= Robert Scriver =

American sculptor

Robert Macfie Scriver (1914–1999) was a Montana sculptor who was born on the Blackfeet reservation of Anglophone Quebec parents. Scriver was a scholar of Blackfoot Indian culture and history who knew and associated with Blackfoot historian James Willard Schultz in the earlier part of his life.

He specialized in western subjects, but it is more accurate to associate him with the American Beaux Arts-educated sculptors who became prominent at the turn of the 19th century. His first efforts were small inexpensive souvenir wildlife figurines cast in plaster and air-brushed in natural colors. A parallel career in taxidermy and a fondness for hunting supported the increasingly accurate portrayals of these animals.

Entry into a statewide contest for a heroic-sized portrait of Charles M. Russell—a contest he failed to win—provided the impetus to become a "real" sculptor and attracted the support and guidance of Charlie Beil, a noted Canadian sculptor. Both men built foundries and cast their own bronzes, guaranteeing high quality. In the late 1950s the Blackfeet tribe and Scriver conferred about a series of bronzes to be cast in heroic size. These included "No More Buffalo," "Transition," and "The Return of the Blackfeet Raiders," which are some of his finest work. These pieces and others about the Blackfeet are shown in the book called "No More Buffalo." They were never enlarged.

About the same time a commission for five historical portraits of Western men with horses culminated in "Lone Cowboy," which was his trademark work for a long time. In the early Sixties he began to send bronzes to juried New York shows where they were accepted, earning him membership in the National Sculpture Society, the Salmagundi Club, the Society of Animal Artists and other prestigious groups. When the Cowboy Artists of America formed in Oklahoma, Scriver was invited to join them and then the National Academy of Western Art. With both groups he won top prizes.

In the mid-Sixties the Professional Rodeo Cowboys Association commissioned him to create a heroic-sized portrait of Bill Linderman, a famous champion. This was the beginning of a long association with the PRCA for whom he created many busts of outstanding people. Also, he embarked on a huge project: a large sculpture of each rodeo event plus portraits of representatives of participants, both animals and people. "An Honest Try," a bullrider, became his new trademark and the name of a book about these sculptures. A one-and-a-half lifesized version of the sculpture stands in Kansas City.

At about this time his daughter died of cancer. A commission for a crucifix was followed by a Pieta expressing Scriver's grief. Portraits of his daughter and of the siblings of his second wife were included in this small group of exceptional sculptures.
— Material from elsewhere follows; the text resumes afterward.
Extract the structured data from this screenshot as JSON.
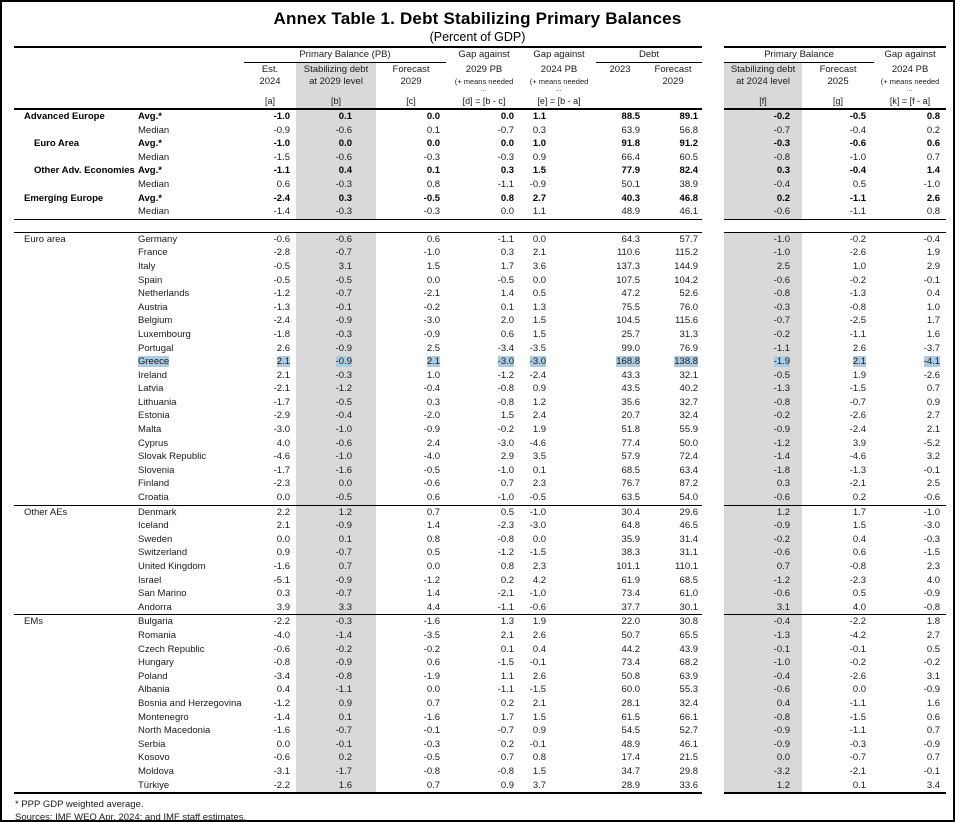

Somewhat later, coinciding with the opening of many small commercial ceramic-shell foundries that allowed inexpensive casting, Scriver began taking commissions for small sculptures, often on subjects suggested by entrepreneurs, which he sold with the right to reproduce. This was in part because his own health did not allow him to operate his foundry. Later, he found that David Cree Medicine could operate the foundry and that Gordon Monroe could create large fiberglass monumental sculpture. He rebuilt the small original foundry into a huge cinderblock facility.

In 1976 the town of Fort Benton commissioned a heroic-sized bronze group of Lewis and Clark with Sacajawea and her baby. This was echoed by Great Falls, whose group dropped out Sacajawea in favor of York and Seaman, Lewis' dog. By now a protocol had developed to produce small maquettes of the statue and sell them to finance the monuments. Scriver used this protocol to help save a Russell painting of an elk from being sold out-of-state.

The Scriver family's collection of Blackfeet artifacts, which included a gun collection and historic RCMP uniforms, was sold to the Royal Alberta Museum in Edmonton, Alberta. The insurance valuation of the collections, a million dollars, was leaked to Blackfeet activists and caused a national uproar because ceremonial Bundles were included. Later, Premier Klein of Alberta returned those sacred objects to Canadian Blackfeet.

In Browning, Montana, Scriver operated the "Museum of Montana Wildlife" and "Hall of Bronze". After the artist's death, these two collections were given to the Montana Historical Society in Helena, Montana. They have never been unpacked or displayed except as loans to other museums. The full-mount animals were put in the custody of the Rocky Mountain Elk Foundation where they joined many others and are occasionally displayed. Scriver's ranch became a nature refuge under the guardianship of the Blackfeet Land Trust and Nature Conservancy. The shell of the Scriver museum in Browning is now the home of The Blackfeet Heritage Center.